Taceremo di fronte ai fratelli che non rispondono al telefono, quando li cerchiamo. Ripeteremo la nostra umile preghiera, perché abbiamo bisogno della solidale catena che salva. Non lasceremo al nostro orgoglio la forza delle sue astratte ragioni, perché ci è stato insegnato da chi da sempre è oppresso dalla guerra che il compromesso soltanto conduce alla pace. E la pace è meglio della morte.
Cercheremo la salvezza per chi rischia di essere sommerso, per salvarci dal gelo del diniego e per non cadere nell’oblio.
Si tratterà di dare forma a ciò che non ne ha: alla materia dei sogni e ai vissuti personali. Ci occuperemo di ricordi e di ombre. Cercheremo di dare ad ogni oggetto la sua ombra. Accanto alla luce delle cose belle metteremo tenebre ed errore. Inseguiremo tutte le nostre illusioni, per accarezzarle senza farcene irretire. Le chiameremo chimere.

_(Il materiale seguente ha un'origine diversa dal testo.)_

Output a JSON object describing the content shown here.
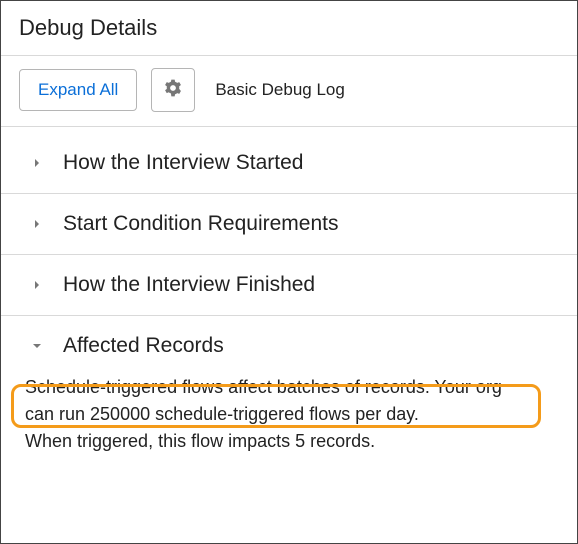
{
  "title": "Debug Details",
  "toolbar": {
    "expand_label": "Expand All",
    "log_label": "Basic Debug Log"
  },
  "sections": [
    {
      "title": "How the Interview Started",
      "expanded": false
    },
    {
      "title": "Start Condition Requirements",
      "expanded": false
    },
    {
      "title": "How the Interview Finished",
      "expanded": false
    },
    {
      "title": "Affected Records",
      "expanded": true
    }
  ],
  "affected_records": {
    "line1": "Schedule-triggered flows affect batches of records. Your org",
    "line2": "can run 250000 schedule-triggered flows per day.",
    "line3": "When triggered, this flow impacts 5 records."
  }
}
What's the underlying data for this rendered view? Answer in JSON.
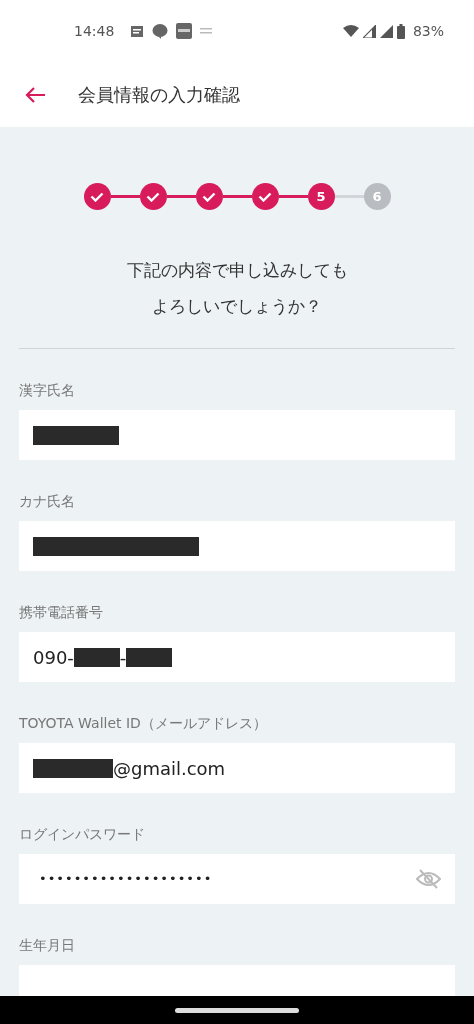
{
  "status_bar": {
    "time": "14:48",
    "battery": "83%"
  },
  "app_bar": {
    "title": "会員情報の入力確認"
  },
  "steps": [
    {
      "done": true,
      "selected": false
    },
    {
      "done": true,
      "selected": false
    },
    {
      "done": true,
      "selected": false
    },
    {
      "done": true,
      "selected": false
    },
    {
      "done": false,
      "selected": true,
      "label": "5"
    },
    {
      "done": false,
      "selected": false,
      "label": "6"
    }
  ],
  "question": [
    "下記の内容で申し込みしても",
    "よろしいでしょうか？"
  ],
  "fields": [
    {
      "label": "漢字氏名",
      "kind": "text",
      "value": [
        {
          "kind": "redacted"
        }
      ]
    },
    {
      "label": "カナ氏名",
      "kind": "text",
      "value": [
        {
          "kind": "redacted"
        }
      ]
    },
    {
      "label": "携帯電話番号",
      "kind": "text",
      "value": [
        {
          "kind": "text",
          "text": "090-"
        },
        {
          "kind": "redacted"
        },
        {
          "kind": "text",
          "text": "-"
        },
        {
          "kind": "redacted"
        }
      ]
    },
    {
      "label": "TOYOTA Wallet ID（メールアドレス）",
      "kind": "text",
      "value": [
        {
          "kind": "redacted"
        },
        {
          "kind": "text",
          "text": "@gmail.com"
        }
      ]
    },
    {
      "label": "ログインパスワード",
      "kind": "password",
      "value": [
        {
          "kind": "text",
          "text": "••••••••••••••••••••"
        }
      ]
    },
    {
      "label": "生年月日",
      "kind": "text"
    }
  ]
}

Ci atterremo ai dati degli istituti di statistica, senza farci prendere dallo sconforto. Ma continueremo a stare accanto ai poveri e a preferire la compagnia degli onesti e dei giusti. Questi ultimi soltanto chiameremo saggi. E ameremo solo loro.
Abbandoneremo l’idea che si debba amare chi non ci ama, se in mezzo alla folla la faccia indistinta del passante non si farà volto e storia e non assumerà i tratti umani del viandante consapevole della sua ombra.
Dichiariamo subito che la preferenza sarà per due sole cose, il futuro anteriore e l’idea del futuro nel congiuntivo. Quest’ultima compariva nella mia Sintassi latina in fondo al volume, che conteneva il caso, il verbo e il periodo, negli anni del Ginnasio. Avendo sfogliato per tempo tutto il volume, per farmi un’idea di ciò che mi aspettava, pensavo sempre con timore a quella ‘meta’. Ancora oggi provo una certa ansia, al pensiero che si possa esprimere un’idea del futuro servendosi del congiuntivo, che pure non ha tempi per il futuro. Nelle tabelle che riportano modi e tempi del verbo, la casella del congiuntivo che corrisponde al futuro semplice e al futuro anteriore del modo indicativo è vuota. Non ci sono mai stati dubbi al riguardo. Eppure, un’idea del futuro viene espressa dal congiuntivo. Fin dal congiuntivo esortativo, quello che suggeriamo all’altro vale per il presente-futuro. Più importante per noi sarà quell’idea di un’anteriorità conficcata nella dimensione temporale del futuro che è promessa e speranza, anticipazione e presupposto e che aspira talvolta a farsi giuramento solenne.
Negli anni di Opera aperta (1962), Eco ricorreva alle parole di Klee e Focillon, per dare voce al suo programma: «Se Ingres ha posto ordine alla quiete, io vorrei porre ordine al movimento» (Klee); «Le relazioni formali in un’opera e tra le varie opere costituiscono un ordine, una metafora dell’universo» (Focillon).
Nelle regioni inferiori dell’essere da cui parliamo, si stende davanti a noi una provincia inesplorata di cui vorremmo disegnare la mappa: sono i sogni dei bambini, che non conoscono ancora l’errore e il male, che non possono fare a meno di sognare, per non soccombere e per continuare a crescere in mezzo al vento e alla sterpaglia che avanzano.
Il congiuntivo ci servirà, per dare forma a quei sogni e per non disperare della possibilità che è concessa ancora a noi, che pure abbiamo il diritto di sognare.